Hodgkins paintings found in attic

Oil-paint sketch of young man with red hair. Image: supplied
Oil-paint sketch of young man with red hair. Image: supplied
Charcoal drawing by Frances Hodgkins of 'Benton End', the iris garden of close friend and supporter Cedric Morris. Image: supplied
Charcoal drawing of 'Benton End', the iris garden of Frances Hodgkins' close friend and supporter Cedric Morris. Image: supplied
Oil painting of Dorothy Selby, another close friend of the artist. Image: supplied
Oil painting of Dorothy Selby, another close friend of the artist. Image: supplied
Oil sketch by Frances Hodgkins of her father William found on the reverse of Dorothy Selby painting. Image: supplied
Oil sketch of Frances Hodgkins' father, William, found on the reverse of Dorothy Selby painting. Image: supplied
Zig-zag textile design by Frances Hodgkins. Image: supplied
Zig-zag textile design. Image: supplied

A dusty cache of rare paintings by one of New Zealand's greatest artists has been found in an English attic, nearly 70 years after her death.

The collection of 13 works by Frances Hodgkins has now been brought to New Zealand and is being exhibited in her hometown of Dunedin.

The "bunch of tatty old pictures'' were found in a mouldy cardboard folder during a clearance of a house in Weymouth, Dorset by a local second-hand dealer.

Charcoal self-portrait of Frances Hodgkins in old age. Image: supplied
Charcoal self-portrait of Frances Hodgkins in old age. Image: supplied

Waiheke Island art collector Andy Boston paid "a reasonable amount... several thousand dollars'' for the collection, which includes three signed, never-before-seen self-portraits.

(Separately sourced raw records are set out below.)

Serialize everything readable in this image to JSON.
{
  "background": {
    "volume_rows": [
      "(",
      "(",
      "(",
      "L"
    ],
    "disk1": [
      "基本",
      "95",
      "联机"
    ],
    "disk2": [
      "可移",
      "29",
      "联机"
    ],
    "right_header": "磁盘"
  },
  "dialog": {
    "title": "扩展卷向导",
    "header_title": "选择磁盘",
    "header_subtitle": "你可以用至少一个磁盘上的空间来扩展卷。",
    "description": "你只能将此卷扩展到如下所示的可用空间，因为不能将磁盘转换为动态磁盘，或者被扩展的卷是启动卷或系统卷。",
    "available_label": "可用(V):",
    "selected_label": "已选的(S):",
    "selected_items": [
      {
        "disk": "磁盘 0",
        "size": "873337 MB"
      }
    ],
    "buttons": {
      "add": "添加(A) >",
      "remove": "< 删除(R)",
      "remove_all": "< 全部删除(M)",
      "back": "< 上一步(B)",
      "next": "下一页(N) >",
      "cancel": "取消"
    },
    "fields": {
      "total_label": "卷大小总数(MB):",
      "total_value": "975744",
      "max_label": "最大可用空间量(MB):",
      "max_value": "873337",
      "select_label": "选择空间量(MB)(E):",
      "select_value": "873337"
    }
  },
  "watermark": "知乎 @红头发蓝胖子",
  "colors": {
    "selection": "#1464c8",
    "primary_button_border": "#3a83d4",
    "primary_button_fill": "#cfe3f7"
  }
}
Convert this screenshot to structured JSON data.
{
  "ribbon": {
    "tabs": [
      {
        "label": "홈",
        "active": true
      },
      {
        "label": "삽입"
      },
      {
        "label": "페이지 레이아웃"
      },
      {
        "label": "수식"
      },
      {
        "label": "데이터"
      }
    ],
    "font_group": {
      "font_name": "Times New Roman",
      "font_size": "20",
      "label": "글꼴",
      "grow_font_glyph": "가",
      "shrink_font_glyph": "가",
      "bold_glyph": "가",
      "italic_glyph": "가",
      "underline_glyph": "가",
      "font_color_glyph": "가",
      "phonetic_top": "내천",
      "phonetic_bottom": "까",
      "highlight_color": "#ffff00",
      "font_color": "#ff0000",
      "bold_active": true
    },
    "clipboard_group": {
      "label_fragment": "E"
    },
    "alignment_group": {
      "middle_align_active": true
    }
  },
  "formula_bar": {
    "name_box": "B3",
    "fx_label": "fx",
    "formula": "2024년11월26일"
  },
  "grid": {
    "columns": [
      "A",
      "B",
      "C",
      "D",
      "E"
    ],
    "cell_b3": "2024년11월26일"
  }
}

The works in The Hidden Portfolio are thought to date from approximately 1931-40 and give an insight into the private world of one of the most influential artists of the British Modernist era.

"They are very powerful, high quality pictures,'' Mr Boston said.

The collection also has three textile designs, an oil painting of close friend Dorothy Selby, oil sketches, three watercolours including one of her good friend Cedric Morris, an English modernist painter, and a chalk sketch of Morris' famed iris garden

Mr Boston has undergone a lengthy task to get the works authenticated.

Two handwriting experts have reviewed the artist's signatures, and they have also undergone forensic fingerprint testing.

Mr Boston said he had encountered much "negativity'' and scorn by the New Zealand art establishment, including from Hodgkins experts and dealers who question their authenticity.

But after two years of research and cross-examination, he's adamant that the works are legitimate.

"Most people have this idea that she either did her early impressionistic watercolours or her later modernist, gaudy oils,'' he said.

"A lot of people don't realise that she was constantly experimenting right throughout her life, she was very self critical, and she destroyed huge amounts of her work.

"Hodgkins was never believed to have done any self-portraits which is what makes this collection so hard to believe for many people.''

After initially buying the collection with the intention to sell it on, Mr Boston said the works have come to mean a lot to him.

A two-week exhibition at the Otago Art Society ends on March 19, and Mr Boston wants as many people as possible to see the artworks.

"The reason I bring things home is that I love New Zealand as a culture and believe that anything you can do to make our culture stronger, especially in this day and age as it's getting rapidly diluted, is a good thing,'' he said.

"A lot of what I have been up against is because it does destroy a lot of the commonly held misconceptions of what Frances was and what she did.''

Two rare Hodgkins oil paintings, found at a small New England auction house, sold for a combined $464,125 at Mossgreen-Webb's Important Paintings and Contemporary Art auction in Auckland last year.

Born in Dunedin in 1869, Hodgkins was already an accomplished watercolourist by the time she travelled to England in 1901. The next 46 years were spent painting in Britain and Europe apart from a visit home to New Zealand at the end of 1903.

Constantly experimenting and changing styles and mediums, Hodgkins was her own harshest critic. She destroyed many pieces of her own work that she considered not good enough or unworthy of exhibition or sale.

She battled poverty, poor physical and mental health and acceptance, predominantly as a serious female artist, and it wasn't until the 1920s that her talent began to be widely recognised.

In her last decade she produced some of her most critically-acclaimed work, culminating in her selection as Britain's representative at the ill-fated Venice Biennale of 1940, which was cancelled due to World War 2 hostilities.